During a discussion about residencies and working in more unexpected sectors, it was suggested that (collectively) we don’t ask the right questions. That we should go and ask, go and place ourselves in non-artistic and non-scientific projects with the workers and companies that are impacting the environment. More and more opportunities are beginning to appear for ‘Embedded Artists’ to work alongside planners, but we can also be initiating these conversations. Often we ask, what can we do? I wonder if we ask enough, what do I want to do? One of the best things about the arts is that if something doesn’t exist, we make it, or we make it up.

“This Doesn’t Have to be a Requiem

John Kinsella

Anna Selby reading. Photo: Leo Boix

Activism and direct action are ways of saying no, not anymore, and are a celebration, are hopeful. As Steve Porter put it, “you offer courage to people by an intervention”. Movements like Extinction Rebellion and books like Mark Cocker’s Our Place allow us to be braver and to question our sense of what is right and needed.
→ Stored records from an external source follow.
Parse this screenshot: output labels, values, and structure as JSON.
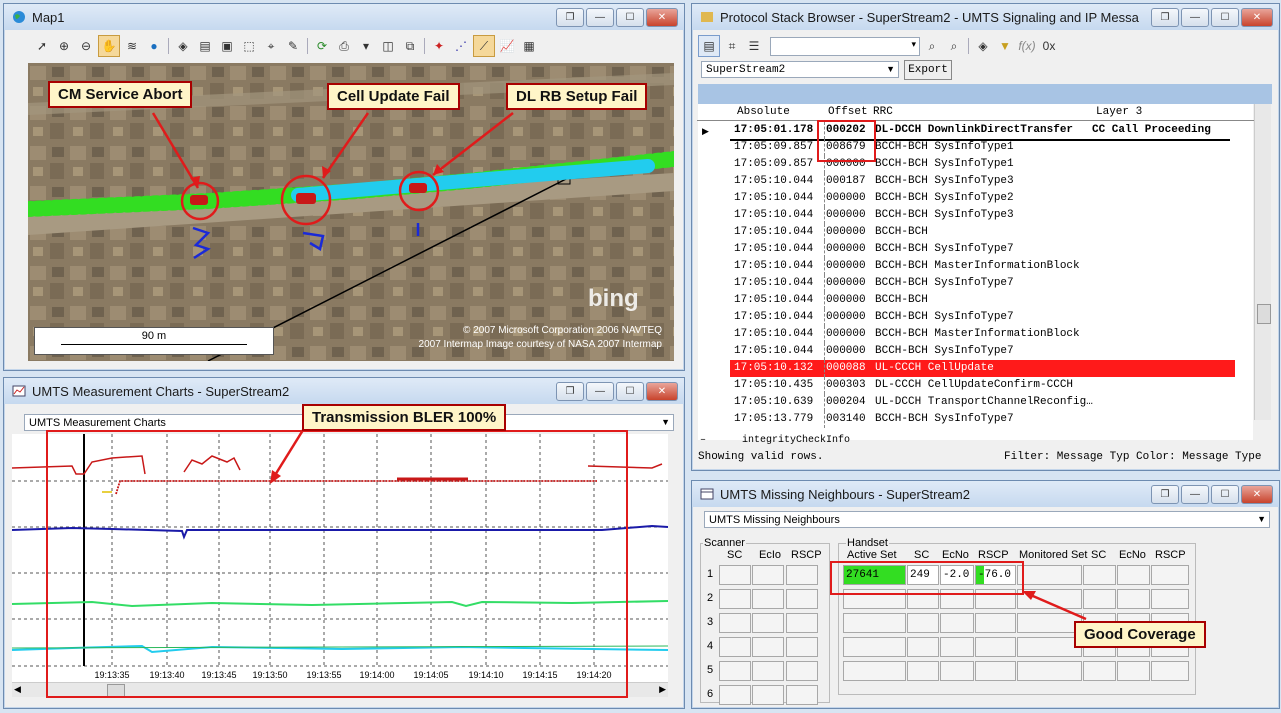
{
  "map_window": {
    "title": "Map1",
    "scale_label": "90 m",
    "bing": "bing",
    "copyright_1": "© 2007 Microsoft Corporation   2006 NAVTEQ",
    "copyright_2": "2007 Intermap  Image courtesy of NASA   2007 Intermap",
    "callouts": [
      "CM Service Abort",
      "Cell Update Fail",
      "DL RB Setup Fail"
    ]
  },
  "stack_window": {
    "title": "Protocol Stack Browser  -  SuperStream2  -  UMTS Signaling and IP Messa",
    "stream_select": "SuperStream2",
    "export_label": "Export",
    "columns": [
      "Absolute",
      "Offset",
      "RRC",
      "Layer 3"
    ],
    "rows": [
      {
        "time": "17:05:01.178",
        "offset": "000202",
        "rrc": "DL-DCCH DownlinkDirectTransfer",
        "l3": "CC Call Proceeding"
      },
      {
        "time": "17:05:09.857",
        "offset": "008679",
        "rrc": "BCCH-BCH SysInfoType1",
        "l3": ""
      },
      {
        "time": "17:05:09.857",
        "offset": "000000",
        "rrc": "BCCH-BCH SysInfoType1",
        "l3": ""
      },
      {
        "time": "17:05:10.044",
        "offset": "000187",
        "rrc": "BCCH-BCH SysInfoType3",
        "l3": ""
      },
      {
        "time": "17:05:10.044",
        "offset": "000000",
        "rrc": "BCCH-BCH SysInfoType2",
        "l3": ""
      },
      {
        "time": "17:05:10.044",
        "offset": "000000",
        "rrc": "BCCH-BCH SysInfoType3",
        "l3": ""
      },
      {
        "time": "17:05:10.044",
        "offset": "000000",
        "rrc": "BCCH-BCH",
        "l3": ""
      },
      {
        "time": "17:05:10.044",
        "offset": "000000",
        "rrc": "BCCH-BCH SysInfoType7",
        "l3": ""
      },
      {
        "time": "17:05:10.044",
        "offset": "000000",
        "rrc": "BCCH-BCH MasterInformationBlock",
        "l3": ""
      },
      {
        "time": "17:05:10.044",
        "offset": "000000",
        "rrc": "BCCH-BCH SysInfoType7",
        "l3": ""
      },
      {
        "time": "17:05:10.044",
        "offset": "000000",
        "rrc": "BCCH-BCH",
        "l3": ""
      },
      {
        "time": "17:05:10.044",
        "offset": "000000",
        "rrc": "BCCH-BCH SysInfoType7",
        "l3": ""
      },
      {
        "time": "17:05:10.044",
        "offset": "000000",
        "rrc": "BCCH-BCH MasterInformationBlock",
        "l3": ""
      },
      {
        "time": "17:05:10.044",
        "offset": "000000",
        "rrc": "BCCH-BCH SysInfoType7",
        "l3": ""
      },
      {
        "time": "17:05:10.132",
        "offset": "000088",
        "rrc": "UL-CCCH CellUpdate",
        "l3": ""
      },
      {
        "time": "17:05:10.435",
        "offset": "000303",
        "rrc": "DL-CCCH CellUpdateConfirm-CCCH",
        "l3": ""
      },
      {
        "time": "17:05:10.639",
        "offset": "000204",
        "rrc": "UL-DCCH  TransportChannelReconfig…",
        "l3": ""
      },
      {
        "time": "17:05:13.779",
        "offset": "003140",
        "rrc": "BCCH-BCH SysInfoType7",
        "l3": ""
      }
    ],
    "detail_line": "–      integrityCheckInfo",
    "status_left": "Showing valid rows.",
    "status_right": "Filter: Message Typ Color: Message Type"
  },
  "charts_window": {
    "title": "UMTS Measurement Charts - SuperStream2",
    "combo": "UMTS Measurement Charts",
    "callout": "Transmission BLER 100%",
    "time_ticks": [
      "19:13:35",
      "19:13:40",
      "19:13:45",
      "19:13:50",
      "19:13:55",
      "19:14:00",
      "19:14:05",
      "19:14:10",
      "19:14:15",
      "19:14:20"
    ]
  },
  "neighbours_window": {
    "title": "UMTS Missing Neighbours - SuperStream2",
    "combo": "UMTS Missing Neighbours",
    "scanner_label": "Scanner",
    "scanner_cols": [
      "SC",
      "EcIo",
      "RSCP"
    ],
    "handset_label": "Handset",
    "handset_cols": [
      "Active Set",
      "SC",
      "EcNo",
      "RSCP",
      "Monitored Set",
      "SC",
      "EcNo",
      "RSCP"
    ],
    "row_numbers": [
      "1",
      "2",
      "3",
      "4",
      "5",
      "6"
    ],
    "active_row": {
      "active_set": "27641",
      "sc": "249",
      "ecno": "-2.0",
      "rscp": "-76.0"
    },
    "callout": "Good Coverage"
  },
  "colors": {
    "highlight": "#ff1a1a",
    "green": "#33dd22",
    "cyan": "#22ccee",
    "callout_bg": "#fff5c8"
  }
}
There is a restrictive expectation of national organisations like the RSPB, (which has 1.2 million supporters) to be apolitical, to adhere to public acceptability. One of the questions posed in the seminar was, “How do people who have nothing to lose by being political speak for those organisations?” Perhaps we need to delegate Climate Change – the wordsmiths take on the words, conservationists conservation, psychologists the psychology, we need to make up our teams and share this task. As Kathleen Jamie put it, “I have faith in poetry. It teases time. Infiltrate another creature. Advocate for the creatures as their voice. I do still believe poetry can do that.”

* “The only thing necessary for the triumph of evil is for good men to do nothing.”

Many thanks to Anna – from CCI and the Magma team – for writing these two blog posts. And to Leo for the photos.